Le Consulat d’Algérie à Lyon informe l’ensemble des ressortissants algériens établis dans sa circonscription consulaire que les frais de rapatriement des dépouilles mortelles des ressortissants algériens décédés à l’étranger sont, sous conditions, couverts par l’État depuis le 17 mai 2020, et ce, conformément à l’article 71 de la Loi des Finances Complémentaire (LFC) 2020“, peut-on lire dans le communiqué en question.

La représentation diplomatique informe ainsi qu “en cas de décès, la famille du défunt non assuré et justifiant de situation de précarité est invitée à prendre attache avec nos services en vue de l’engagement de la procédure”. Dans le même sillage, le même Consulat rappelle que les Algériens “souscrits à des polices d’assurance obsèques dans le pays d’accueil, sont automatiquement pris en charge par leurs compagnies d’assurance”.

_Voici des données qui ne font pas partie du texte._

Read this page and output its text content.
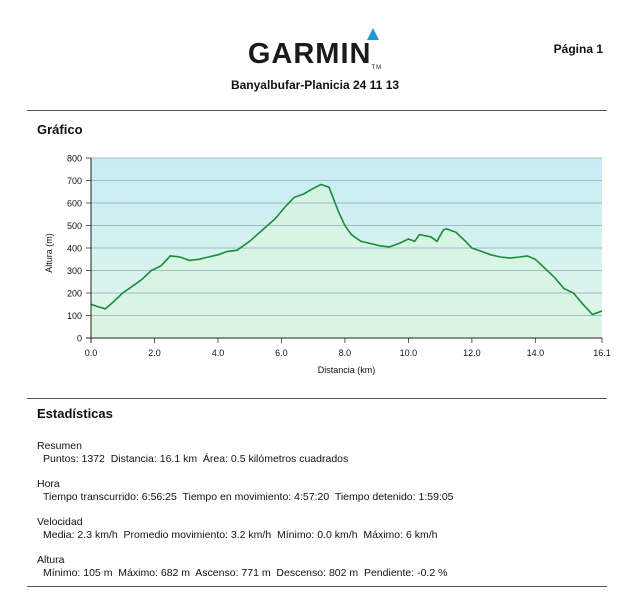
GARMINTM
Banyalbufar-Planicia 24 11 13
Página 1
Gráfico
0
100
200
300
400
500
600
700
800
0.0	2.0	4.0	6.0	8.0	10.0	12.0	14.0	16.1
Distancia (km)
Altura (m)
Estadísticas
Resumen
Puntos: 1372  Distancia: 16.1 km  Área: 0.5 kilómetros cuadrados
Hora
Tiempo transcurrido: 6:56:25  Tiempo en movimiento: 4:57:20  Tiempo detenido: 1:59:05
Velocidad
Media: 2.3 km/h  Promedio movimiento: 3.2 km/h  Mínimo: 0.0 km/h  Máximo: 6 km/h
Altura
Mínimo: 105 m  Máximo: 682 m  Ascenso: 771 m  Descenso: 802 m  Pendiente: -0.2 %
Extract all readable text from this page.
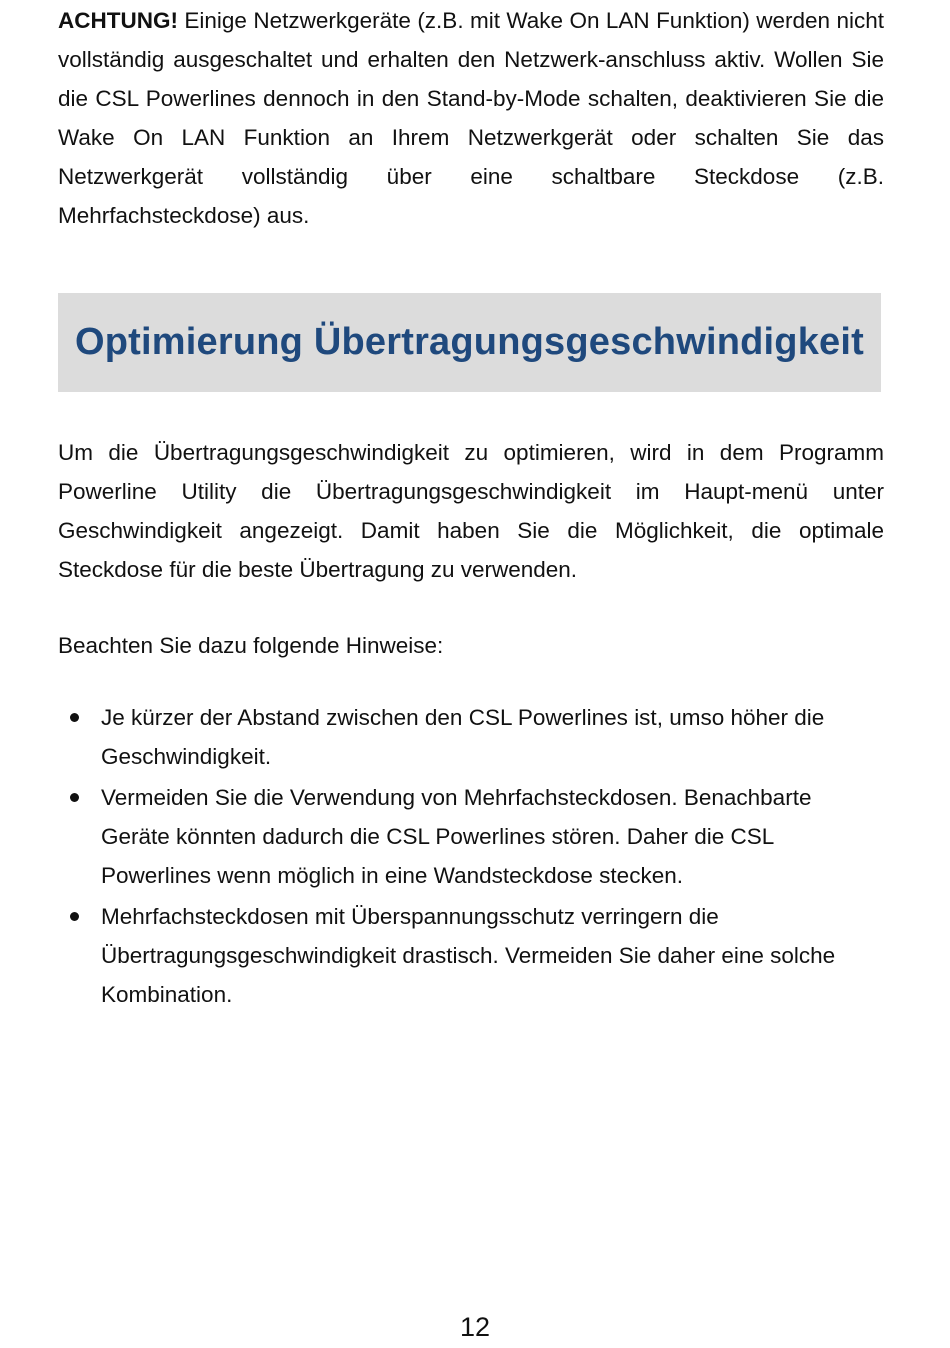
ACHTUNG! Einige Netzwerkgeräte (z.B. mit Wake On LAN Funktion) werden nicht vollständig ausgeschaltet und erhalten den Netzwerk-anschluss aktiv. Wollen Sie die CSL Powerlines dennoch in den Stand-by-Mode schalten, deaktivieren Sie die Wake On LAN Funktion an Ihrem Netzwerkgerät oder schalten Sie das Netzwerkgerät vollständig über eine schaltbare Steckdose (z.B. Mehrfachsteckdose) aus.

Optimierung Übertragungsgeschwindigkeit

Um die Übertragungsgeschwindigkeit zu optimieren, wird in dem Programm Powerline Utility die Übertragungsgeschwindigkeit im Haupt-menü unter Geschwindigkeit angezeigt. Damit haben Sie die Möglichkeit, die optimale Steckdose für die beste Übertragung zu verwenden.

Beachten Sie dazu folgende Hinweise:

Je kürzer der Abstand zwischen den CSL Powerlines ist, umso höher die Geschwindigkeit.
Vermeiden Sie die Verwendung von Mehrfachsteckdosen. Benachbarte Geräte könnten dadurch die CSL Powerlines stören. Daher die CSL Powerlines wenn möglich in eine Wandsteckdose stecken.
Mehrfachsteckdosen mit Überspannungsschutz verringern die Übertragungsgeschwindigkeit drastisch. Vermeiden Sie daher eine solche Kombination.
12
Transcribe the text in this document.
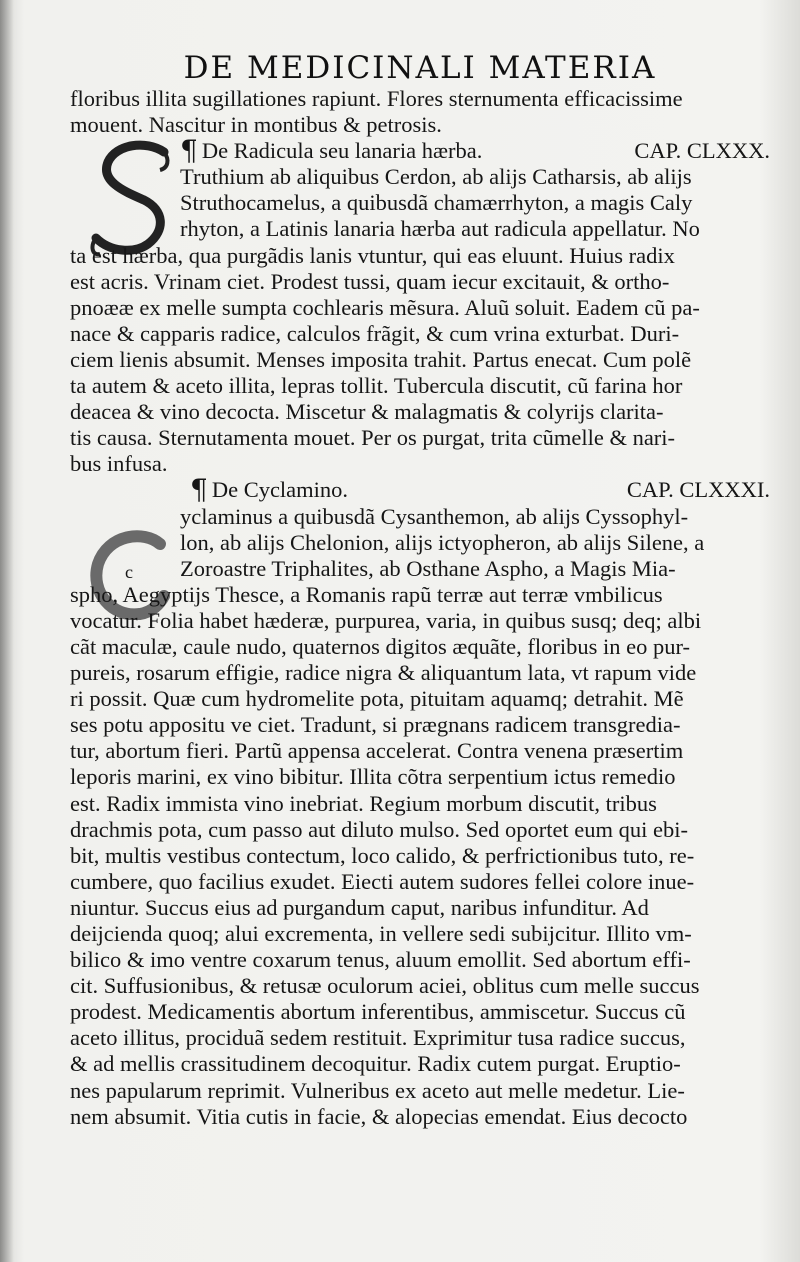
DE MEDICINALI MATERIA
c
floribus illita sugillationes rapiunt. Flores sternumenta efficacissime
mouent. Nascitur in montibus & petrosis.
¶ De Radicula seu lanaria hærba.	CAP. CLXXX.
Truthium ab aliquibus Cerdon, ab alijs Catharsis, ab alijs
Struthocamelus, a quibusdã chamærrhyton, a magis Caly
rhyton, a Latinis lanaria hærba aut radicula appellatur. No
ta est hærba, qua purgãdis lanis vtuntur, qui eas eluunt. Huius radix
est acris. Vrinam ciet. Prodest tussi, quam iecur excitauit, & ortho-
pnoææ ex melle sumpta cochlearis mẽsura. Aluũ soluit. Eadem cũ pa-
nace & capparis radice, calculos frãgit, & cum vrina exturbat. Duri-
ciem lienis absumit. Menses imposita trahit. Partus enecat. Cum polẽ
ta autem & aceto illita, lepras tollit. Tubercula discutit, cũ farina hor
deacea & vino decocta. Miscetur & malagmatis & colyrijs clarita-
tis causa. Sternutamenta mouet. Per os purgat, trita cũmelle & nari-
bus infusa.
¶ De Cyclamino.	CAP. CLXXXI.
yclaminus a quibusdã Cysanthemon, ab alijs Cyssophyl-
lon, ab alijs Chelonion, alijs ictyopheron, ab alijs Silene, a
Zoroastre Triphalites, ab Osthane Aspho, a Magis Mia-
spho, Aegyptijs Thesce, a Romanis rapũ terræ aut terræ vmbilicus
vocatur. Folia habet hæderæ, purpurea, varia, in quibus susq; deq; albi
cãt maculæ, caule nudo, quaternos digitos æquãte, floribus in eo pur-
pureis, rosarum effigie, radice nigra & aliquantum lata, vt rapum vide
ri possit. Quæ cum hydromelite pota, pituitam aquamq; detrahit. Mẽ
ses potu appositu ve ciet. Tradunt, si prægnans radicem transgredia-
tur, abortum fieri. Partũ appensa accelerat. Contra venena præsertim
leporis marini, ex vino bibitur. Illita cõtra serpentium ictus remedio
est. Radix immista vino inebriat. Regium morbum discutit, tribus
drachmis pota, cum passo aut diluto mulso. Sed oportet eum qui ebi-
bit, multis vestibus contectum, loco calido, & perfrictionibus tuto, re-
cumbere, quo facilius exudet. Eiecti autem sudores fellei colore inue-
niuntur. Succus eius ad purgandum caput, naribus infunditur. Ad
deijcienda quoq; alui excrementa, in vellere sedi subijcitur. Illito vm-
bilico & imo ventre coxarum tenus, aluum emollit. Sed abortum effi-
cit. Suffusionibus, & retusæ oculorum aciei, oblitus cum melle succus
prodest. Medicamentis abortum inferentibus, ammiscetur. Succus cũ
aceto illitus, prociduã sedem restituit. Exprimitur tusa radice succus,
& ad mellis crassitudinem decoquitur. Radix cutem purgat. Eruptio-
nes papularum reprimit. Vulneribus ex aceto aut melle medetur. Lie-
nem absumit. Vitia cutis in facie, & alopecias emendat. Eius decocto
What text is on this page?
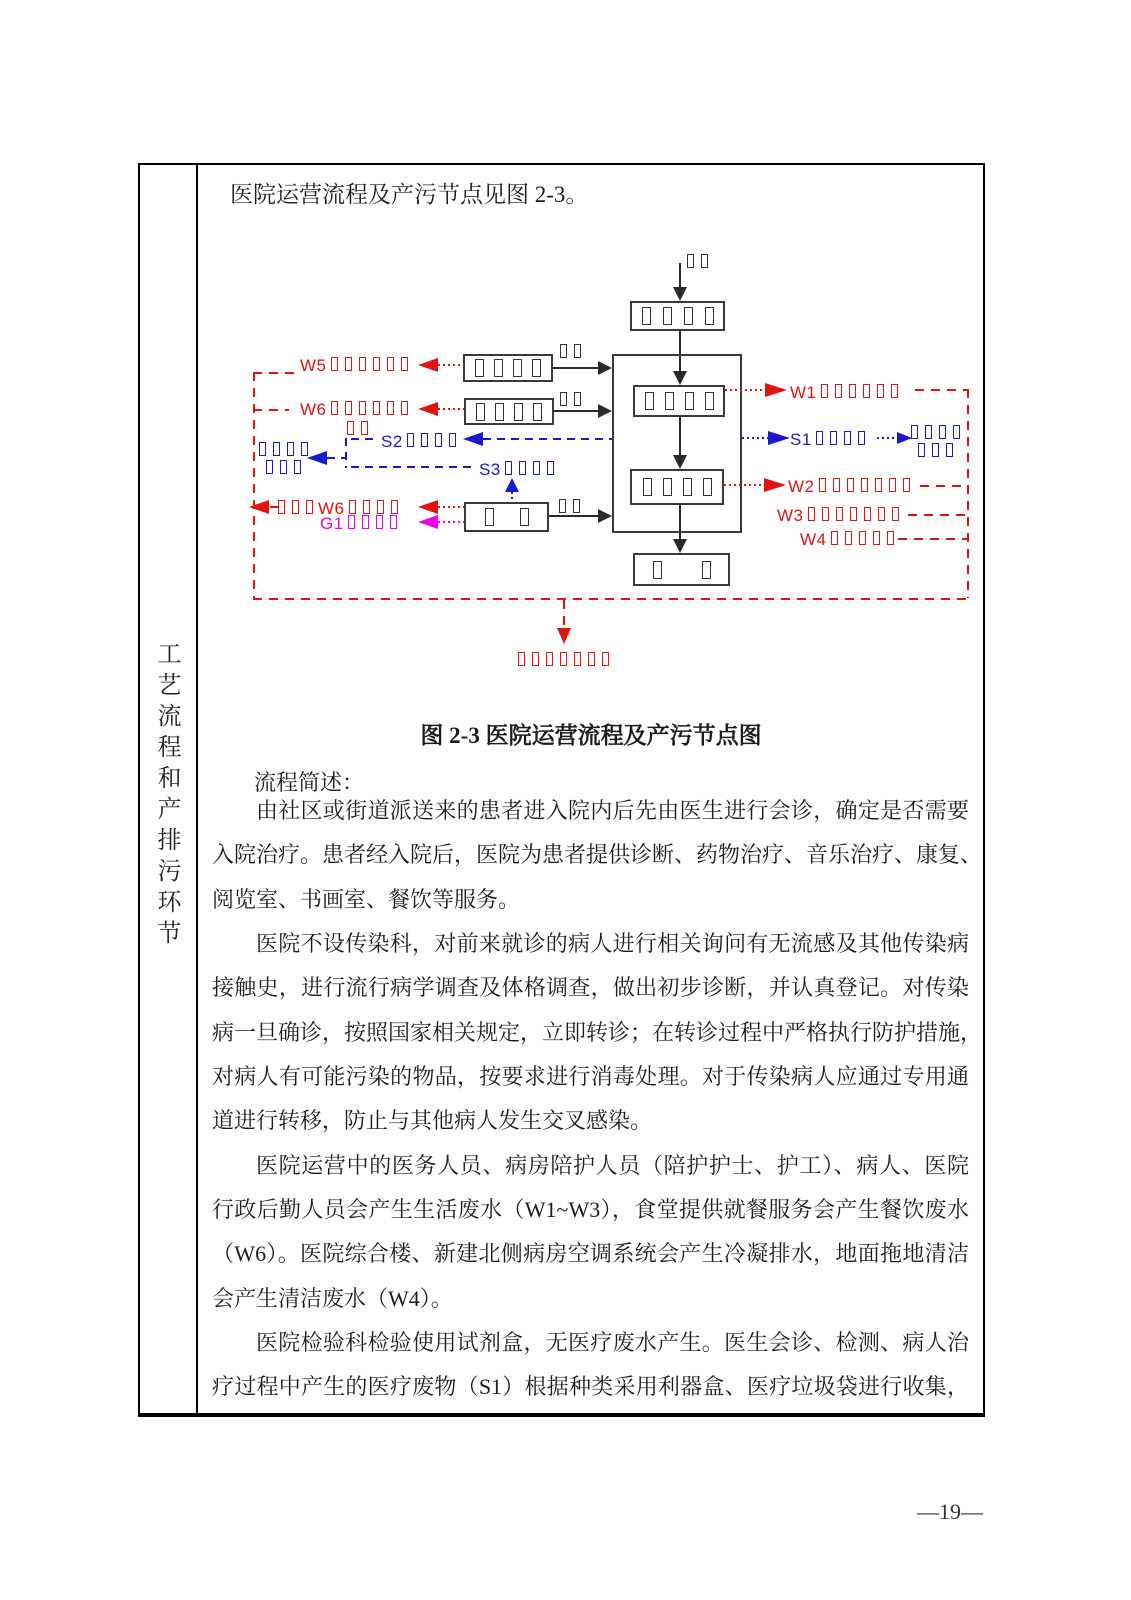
工艺流程和产排污环节
医院运营流程及产污节点见图 2-3。
W5
W6
S2
S3
W6
G1
W1
S1
W2
W3
W4
图 2-3 医院运营流程及产污节点图
流程简述：
由社区或街道派送来的患者进入院内后先由医生进行会诊，确定是否需要
入院治疗。患者经入院后，医院为患者提供诊断、药物治疗、音乐治疗、康复、
阅览室、书画室、餐饮等服务。
医院不设传染科，对前来就诊的病人进行相关询问有无流感及其他传染病
接触史，进行流行病学调查及体格调查，做出初步诊断，并认真登记。对传染
病一旦确诊，按照国家相关规定，立即转诊；在转诊过程中严格执行防护措施，
对病人有可能污染的物品，按要求进行消毒处理。对于传染病人应通过专用通
道进行转移，防止与其他病人发生交叉感染。
医院运营中的医务人员、病房陪护人员（陪护护士、护工）、病人、医院
行政后勤人员会产生生活废水（W1~W3），食堂提供就餐服务会产生餐饮废水
（W6）。医院综合楼、新建北侧病房空调系统会产生冷凝排水，地面拖地清洁
会产生清洁废水（W4）。
医院检验科检验使用试剂盒，无医疗废水产生。医生会诊、检测、病人治
疗过程中产生的医疗废物（S1）根据种类采用利器盒、医疗垃圾袋进行收集，
—19—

Une disposition maintes fois repoussée

Voilà bien une nouvelle qui soulagera à coup sûr la communauté algérienne établie en France et dans les autres pays étrangers. Il faut dire que de nombreux Algériens vivent un véritable calvaire à chaque fois qu’ils perdent un des leurs. Ils sont à chaque fois appelés à faire le parcours du combattant pour procéder au rapatriement des corps des défunts. Des quêtes sont d’ailleurs organisées pour aider les famille des défunt à cet effet.

Cette disposition a été, pour rappel, annoncée à plusieurs reprises par le passé. Elle n’a cependant pas été appliquée. « Les frais de rapatriement des dépouilles de nos Algériens ne coûtent rien. C’est de la procédure. C’est de la bureaucratie. Je m’engage à créer un fonds spécial au niveau de la présidence de la République pour le rapatriement gratuit de tous les Algériens qui meurent à l’étranger », avait déclaré à ce propos le chef de l’Etat, Abdelmadjid Tebboune au lendemain de son intronisation à la tête de l’Etat algérien.